August 18, 2017

Life of a Librarian

Freebo@ND and library catalogues

Freebo@ND is a collection of early English book-like materials as well as a set of services provided against them. In order to use & understand items in the collection, some sort of finding tool — such as a catalogue — is all but required. Freebo@ND supports the more modern full text index which has become the current best practice finding tool, but Freebo@ND also offers a set of much more traditional library tools. This blog posting describes how & why the use of these more traditional tools can be beneficial to the reader/researcher. In the end, we will learn that “What is old is new again.”

An abbreviated history

lemons by ericA long time ago, in a galaxy far far away, library catalogues were simply accession lists. As new items were brought into the collection, new entries were appended to the list. Each item would then be given an identifier, and the item would be put into storage. It could then be very easily located. Search/browse the list, identify item(s) of interest, note identifier(s), retrieve item(s), and done.

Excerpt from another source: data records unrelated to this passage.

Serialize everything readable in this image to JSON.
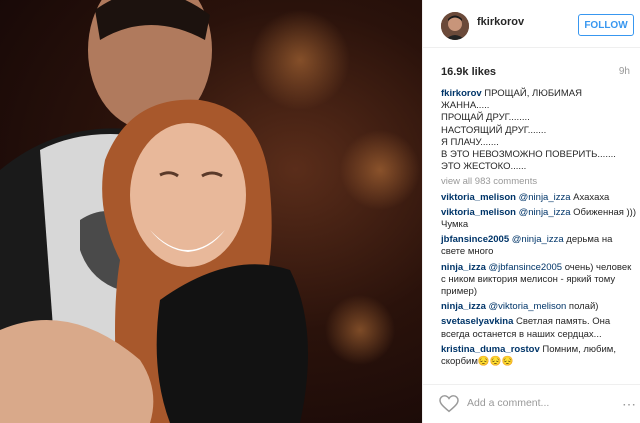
{
  "post": {
    "username": "fkirkorov",
    "follow_label": "FOLLOW",
    "likes": "16.9k likes",
    "time": "9h",
    "caption": {
      "username": "fkirkorov",
      "lines": [
        "ПРОЩАЙ, ЛЮБИМАЯ",
        "ЖАННА.....",
        "ПРОЩАЙ ДРУГ........",
        "НАСТОЯЩИЙ ДРУГ.......",
        "Я ПЛАЧУ.......",
        "В ЭТО НЕВОЗМОЖНО ПОВЕРИТЬ.......",
        "ЭТО ЖЕСТОКО......"
      ]
    },
    "view_all": "view all 983 comments",
    "comments": [
      {
        "user": "viktoria_melison",
        "mention": "@ninja_izza",
        "text": " Ахахаха"
      },
      {
        "user": "viktoria_melison",
        "mention": "@ninja_izza",
        "text": " Обиженная ))) Чумка"
      },
      {
        "user": "jbfansince2005",
        "mention": "@ninja_izza",
        "text": " дерьма на свете много"
      },
      {
        "user": "ninja_izza",
        "mention": "@jbfansince2005",
        "text": " очень) человек с ником виктория мелисон - яркий тому пример)"
      },
      {
        "user": "ninja_izza",
        "mention": "@viktoria_melison",
        "text": " полай)"
      },
      {
        "user": "svetaselyavkina",
        "mention": "",
        "text": " Светлая память. Она всегда останется в наших сердцах..."
      },
      {
        "user": "kristina_duma_rostov",
        "mention": "",
        "text": " Помним, любим, скорбим😔😔😔"
      }
    ],
    "add_comment_placeholder": "Add a comment...",
    "more_label": "⋯"
  },
  "colors": {
    "accent": "#3897f0",
    "username": "#003569",
    "muted": "#999999"
  },
  "icons": [
    "heart-icon",
    "more-options-icon"
  ]
}
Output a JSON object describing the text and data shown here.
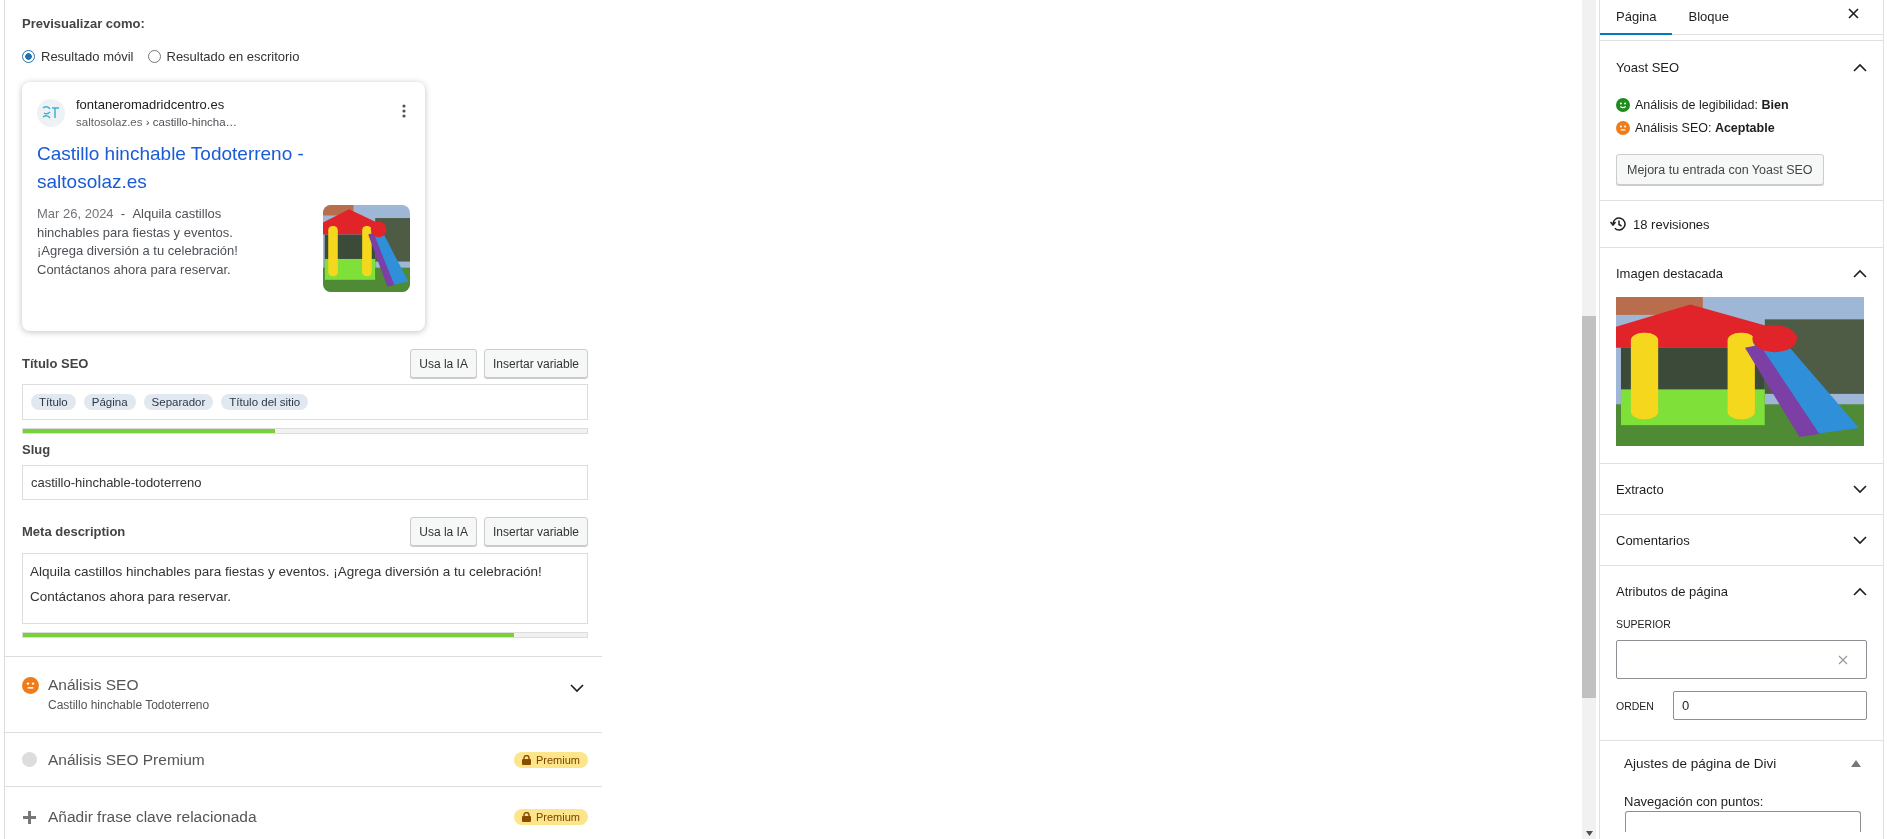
{
  "preview": {
    "label": "Previsualizar como:",
    "options": [
      {
        "label": "Resultado móvil",
        "selected": true
      },
      {
        "label": "Resultado en escritorio",
        "selected": false
      }
    ]
  },
  "snippet": {
    "site_name": "fontaneromadridcentro.es",
    "breadcrumb_domain": "saltosolaz.es",
    "breadcrumb_separator": "›",
    "breadcrumb_path": "castillo-hincha…",
    "title": "Castillo hinchable Todoterreno - saltosolaz.es",
    "date": "Mar 26, 2024",
    "separator": "-",
    "description": "Alquila castillos hinchables para fiestas y eventos. ¡Agrega diversión a tu celebración! Contáctanos ahora para reservar."
  },
  "seo_title": {
    "label": "Título SEO",
    "buttons": [
      "Usa la IA",
      "Insertar variable"
    ],
    "tokens": [
      "Título",
      "Página",
      "Separador",
      "Título del sitio"
    ],
    "level": 0.447
  },
  "slug": {
    "label": "Slug",
    "value": "castillo-hinchable-todoterreno"
  },
  "meta_description": {
    "label": "Meta description",
    "buttons": [
      "Usa la IA",
      "Insertar variable"
    ],
    "value": "Alquila castillos hinchables para fiestas y eventos. ¡Agrega diversión a tu celebración! Contáctanos ahora para reservar.",
    "level": 0.87
  },
  "sections": [
    {
      "kind": "analysis",
      "title": "Análisis SEO",
      "subtitle": "Castillo hinchable Todoterreno",
      "color": "#ee7c1b",
      "expanded": false
    },
    {
      "kind": "premium",
      "title": "Análisis SEO Premium",
      "badge": "Premium",
      "color": "#dddddd"
    },
    {
      "kind": "add",
      "title": "Añadir frase clave relacionada",
      "badge": "Premium"
    }
  ],
  "sidebar": {
    "tabs": [
      {
        "label": "Página",
        "selected": true
      },
      {
        "label": "Bloque",
        "selected": false
      }
    ],
    "yoast": {
      "title": "Yoast SEO",
      "expanded": true,
      "results": [
        {
          "kind": "good",
          "text": "Análisis de legibilidad: **Bien**",
          "color": "#1e8c1e"
        },
        {
          "kind": "ok",
          "text": "Análisis SEO: **Aceptable**",
          "color": "#ee7c1b"
        }
      ],
      "button": "Mejora tu entrada con Yoast SEO"
    },
    "revisions": "18 revisiones",
    "panels": [
      {
        "title": "Imagen destacada",
        "expanded": true
      },
      {
        "kind": "plain",
        "title": "Extracto",
        "expanded": false
      },
      {
        "kind": "plain",
        "title": "Comentarios",
        "expanded": false
      },
      {
        "kind": "attributes",
        "title": "Atributos de página",
        "expanded": true,
        "parent_label": "SUPERIOR",
        "order_label": "ORDEN",
        "order_value": "0"
      },
      {
        "kind": "divi",
        "title": "Ajustes de página de Divi",
        "expanded": true,
        "field_label": "Navegación con puntos:"
      }
    ]
  }
}
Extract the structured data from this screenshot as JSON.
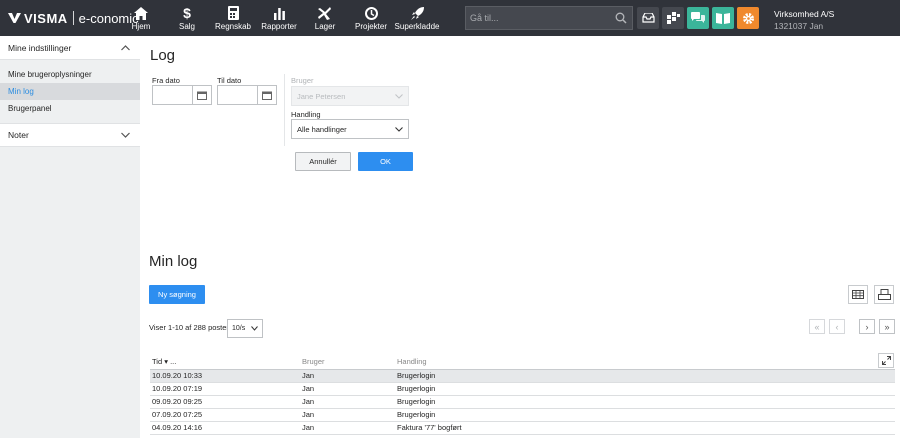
{
  "app": {
    "brand": "VISMA",
    "product": "e-conomic"
  },
  "nav": [
    {
      "label": "Hjem",
      "icon": "home-icon"
    },
    {
      "label": "Salg",
      "icon": "dollar-icon"
    },
    {
      "label": "Regnskab",
      "icon": "calculator-icon"
    },
    {
      "label": "Rapporter",
      "icon": "bar-chart-icon"
    },
    {
      "label": "Lager",
      "icon": "lager-icon"
    },
    {
      "label": "Projekter",
      "icon": "clock-icon"
    },
    {
      "label": "Superkladde",
      "icon": "rocket-icon"
    }
  ],
  "search": {
    "placeholder": "Gå til..."
  },
  "company": {
    "name": "Virksomhed A/S",
    "sub": "1321037 Jan"
  },
  "colors": {
    "topbar": "#30333a",
    "accent": "#2d8ef0",
    "teal": "#3bb59a",
    "orange": "#f0892d"
  },
  "sidebar": {
    "section1": "Mine indstillinger",
    "items": [
      "Mine brugeroplysninger",
      "Min log",
      "Brugerpanel"
    ],
    "section2": "Noter"
  },
  "log": {
    "title": "Log",
    "from_label": "Fra dato",
    "to_label": "Til dato",
    "user_label": "Bruger",
    "user_value": "Jane Petersen",
    "action_label": "Handling",
    "action_value": "Alle handlinger",
    "cancel": "Annullér",
    "ok": "OK"
  },
  "minlog": {
    "title": "Min log",
    "new_search": "Ny søgning",
    "info": "Viser 1-10 af 288 poster",
    "per_page": "10/s",
    "columns": [
      "Tid ▾ ...",
      "Bruger",
      "Handling"
    ],
    "rows": [
      [
        "10.09.20 10:33",
        "Jan",
        "Brugerlogin"
      ],
      [
        "10.09.20 07:19",
        "Jan",
        "Brugerlogin"
      ],
      [
        "09.09.20 09:25",
        "Jan",
        "Brugerlogin"
      ],
      [
        "07.09.20 07:25",
        "Jan",
        "Brugerlogin"
      ],
      [
        "04.09.20 14:16",
        "Jan",
        "Faktura '77' bogført"
      ]
    ]
  }
}
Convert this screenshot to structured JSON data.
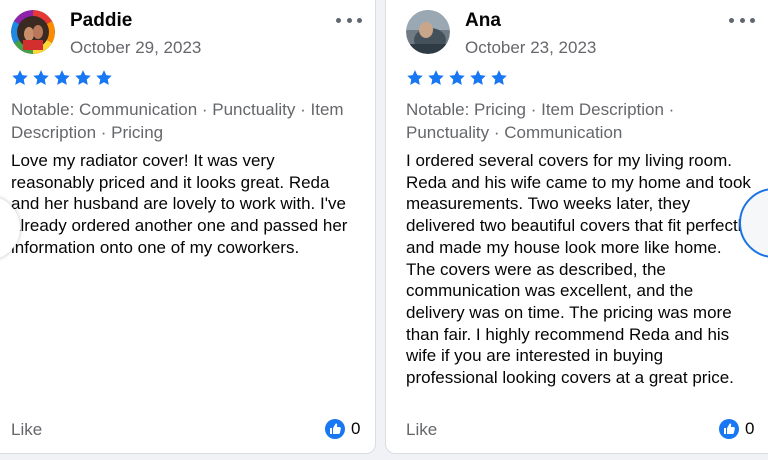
{
  "reviews": [
    {
      "name": "Paddie",
      "date": "October 29, 2023",
      "rating": 5,
      "notable": "Notable: Communication · Punctuality · Item Description · Pricing",
      "text": "Love my radiator cover! It was very reasonably priced and it looks great. Reda and her husband are lovely to work with. I've already ordered another one and passed her information onto one of my coworkers.",
      "like_label": "Like",
      "like_count": "0"
    },
    {
      "name": "Ana",
      "date": "October 23, 2023",
      "rating": 5,
      "notable": "Notable: Pricing · Item Description · Punctuality · Communication",
      "text": "I ordered several covers for my living room. Reda and his wife came to my home and took measurements. Two weeks later, they delivered two beautiful covers that fit perfectly and made my house look more like home. The covers were as described, the communication was excellent, and the delivery was on time. The pricing was more than fair. I highly recommend Reda and his wife if you are interested in buying professional looking covers at a great price.",
      "like_label": "Like",
      "like_count": "0"
    }
  ],
  "icons": {
    "star": "star-icon",
    "more": "more-options-icon",
    "reaction": "thumbs-up-icon",
    "prev": "previous-arrow",
    "next": "next-arrow"
  },
  "colors": {
    "star": "#1877f2",
    "reaction": "#1877f2",
    "muted_text": "#65676b",
    "card_border": "#dadde1",
    "nav_focus": "#1b74e4"
  }
}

As collections grew, the simple accession list proved to be not scalable because it was increasingly difficult to browse the growing list. Thus indexes were periodically created. These indexes were essentially lists of authors, titles, or topics/subjects, and each item on the list was associated with a title and/or a location code. The use of the index was then very similar to the use of the accession list. Search/browse the index, identify item(s) of interest, note location code(s), retrieve item(s), and done. While these indexes were extremely functional, they were difficult to maintain. As new items became a part of the collection it was impossible to insert them into the middle of the printed index(es). Consequently, the printed indexes were rarely up-to-date.

To overcome the limitations of the printed index(es), someone decided not to manifest them as books, but rather as cabinets (drawers) of cards — the venerable card catalogue. Using this technology, it was trivial to add new items to the index. Type up cards describing items, and insert cards into the appropriate drawer(s). Readers could then search/browse the drawers, identify item(s) of interest, note location code(s), retrieve item(s), and done.

It should be noted that these cards were formally… formatted. Specifically, they included “cross-references” enabling the reader to literally “hyperlink” around the card catalogue to find & identify additional items of interest. On the downside, these cross-references (and therefore the hyperlinks) where limited by design to three to five in number. If more than three to five cross-references were included, then the massive numbers of cards generated would quickly out pace the space allotted to the cabinets. After all, these cabinets came dominate (and stereotype) libraries and librarianship. They occupied hundreds, if not thousands, of square feet, and whole departments of people (cataloguers) were employed to keep them maintained.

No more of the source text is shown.